Years ago I developed the "Armey Curve" to explain the negative burden government has on prosperity. The idea, borrowing liberally from Arthur Laffer's curve (which demonstrates that tax revenues fall when the tax burden gets so high that it no longer pays to work), is that at some point the burden of government spending exceeds the private economy's ability to carry it. "Stimulus" spending often does more harm than good, because it takes more money out of the system than it creates and thereby destroys jobs and leads to stagnation and diminished prosperity for all.
Hayek, who famously debated Keynes in a series of articles after the release of "General Theory," gave what I believe to be the most devastating critique of government action to stimulate "aggregate demand." Hayek viewed the boom and bust of the business cycle as primarily a monetary phenomenon created by governments' artificial inflation of money and credit.
Sound money policy, conversely, allowed the disparate knowledge of millions of economic actors to be conveyed through the price system, rationally allocating capital and labor through relative prices.
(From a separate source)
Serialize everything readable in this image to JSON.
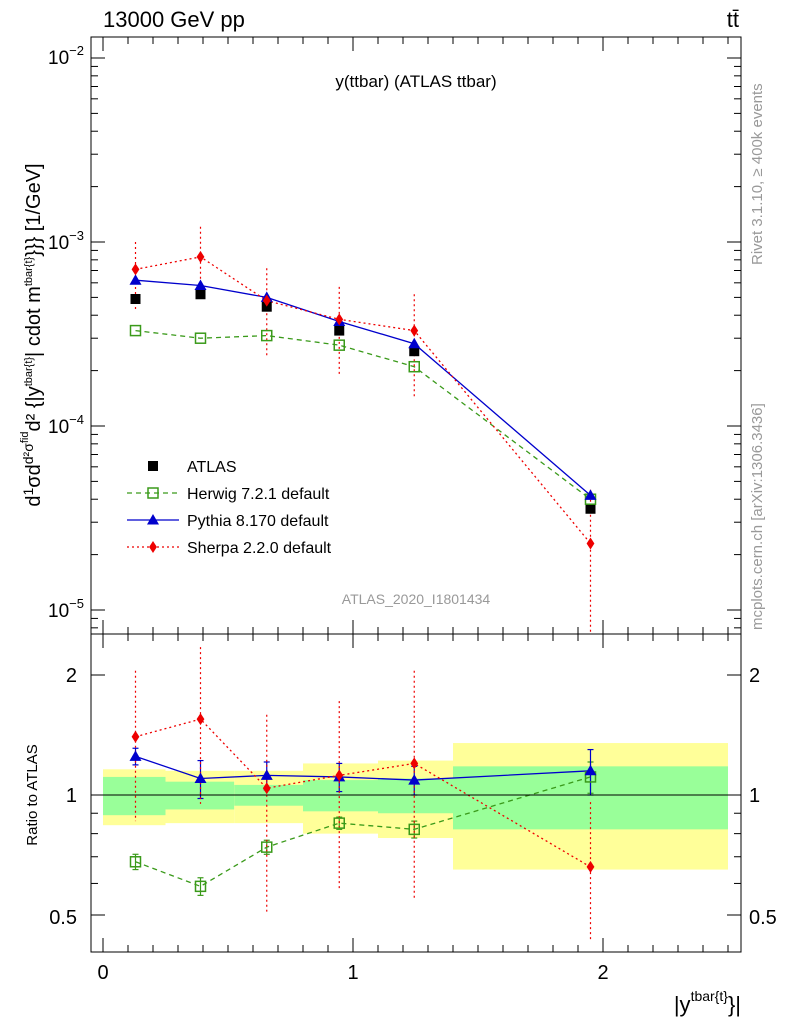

The problem with government attempts to manipulate the economy through fiscal policy -- spending that takes resources away from those who are productive and redistributes it to politically favored interests -- is that it is audacious. It assumes that government knows better how to spend and invest than individuals acting in their families' best interest.
"The real question," according to Hayek, "is not whether man is, or ought to be, guided by selfish motives but whether we can allow him to be guided in his actions by those immediate consequences which we can know and care for or whether he ought to be made to do what seems appropriate to somebody else who is supposed to possess a fuller comprehension of the significance of these actions to society as a whole."
In reality, no one spends someone else's money better than they spend their own. The charade of the current stimulus package, chockablock with earmarks to favored pet constituencies and virtually devoid of national policy considerations, is the logical consequence of Keynesianism in action. It is about politics and power, not sound economics, and I believe that the American people will reject it.
Mr. Armey, a former economics professor and former majority leader of the House of Representatives, is chairman of FreedomWorks Foundation.